Napier acknowledged that AWS is faring well, but expressed confidence that OpenStack would win developers and enterprises over time. Napier said:
It's clear that Amazon web services is doing really well. There lots of headlines about it there's lots of buzz about it. And so I think that is a clear data point for all of us to understand and think about...Our personal belief is that open source is a better development model framework than a proprietary system is. So that AWS absolutely has a head start and has a lot of developer traction. Personally I think over time there will be more developers contributing to the OpenStack than Amazon could hire.
Napier added that AWS is the proprietary cloud standard. In other words, welcome to Windows vs. open source cloud style.
The Rackspace CEO also countered the idea is losing share to AWS. AWS is just growing at a high rate.
Was the argument convincing? To a degree. The jury is still out on AWS vs. OpenStack, which has a ton of support. More worrisome for Rackspace may be the reality that it may have championed OpenStack, but may not be the big winner. Perhaps Red Hat runs away with the OpenStack cloud crown. Meanwhile, open systems don't necessarily translate to vendor success. Remember how open e-book formats were going to be a selling point against Amazon's Kindle?
The other worry for Rackspace is AWS' incessant price cutting. Rackspace's core pitch revolves around strong customer service. However, Rackspace has to be in the ballpark of AWS pricing. That game is probably unwinnable for Rackspace. Amazon is used to paper thin profit margins. In comparison to Amazon's retail business, AWS looks much better on the profit front. However, a good margin for AWS is likely to disrupt most enterprise IT vendors---including Rackspace.
Mirandi said that Rackspace has competition everywhere to worry about. On the high end, Rackspace will have service-led rivals like Verizon Terremark and Savvis to worry about. On the low-end, AWS has a lot of momentum. Rackspace could find itself in a tight squeeze.
Other analysts were mixed on Rackspace, but the general theme is the company is in a bind.
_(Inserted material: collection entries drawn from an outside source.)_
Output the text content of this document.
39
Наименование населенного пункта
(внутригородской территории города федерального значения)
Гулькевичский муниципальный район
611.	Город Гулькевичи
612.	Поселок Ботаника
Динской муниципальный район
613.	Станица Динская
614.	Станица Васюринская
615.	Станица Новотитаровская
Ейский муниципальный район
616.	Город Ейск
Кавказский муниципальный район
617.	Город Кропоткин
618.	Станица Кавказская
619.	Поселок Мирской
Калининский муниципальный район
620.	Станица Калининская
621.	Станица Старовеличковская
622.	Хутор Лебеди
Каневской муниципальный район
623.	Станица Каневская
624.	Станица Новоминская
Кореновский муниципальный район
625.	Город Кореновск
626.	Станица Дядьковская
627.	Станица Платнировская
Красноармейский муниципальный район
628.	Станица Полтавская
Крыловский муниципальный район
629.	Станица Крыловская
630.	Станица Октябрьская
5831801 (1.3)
Colby Synesael, an analyst at Cowen & Co., said:
Cloud growth was impacted by recent price cuts and limited upsell opportunities with many customers still on its legacy platform whereas product expansion has been on its OpenStack platform. Weak managed hosting growth was simply the result of failed execution as it shifted too much focus to cloud last year. While management stated its primary goal is reaccelerating revenue growth we have a hard time seeing how this will occur anytime soon considering additional cloud price cuts are likely and the timing on the migration to OpenStack is still unknown.
JMP Securities analyst Patrick Walravens was more upbeat about Rackspace's prospects. Walravens outlines the following bullet points:
- The company's value proposition of superior support holds up over time.
- Rackspace's quarter was self-inflicted via a sales reorg that flopped.
- Enterprises will go for OpenStack pilots this year and that will benefit the company.
One quarter doesn't mean it's time to write Rackspace's obit, but there are long-term concerns to ponder. In the meantime, Rackspace needs to show some growth to let its OpenStack-powered master plan to play out.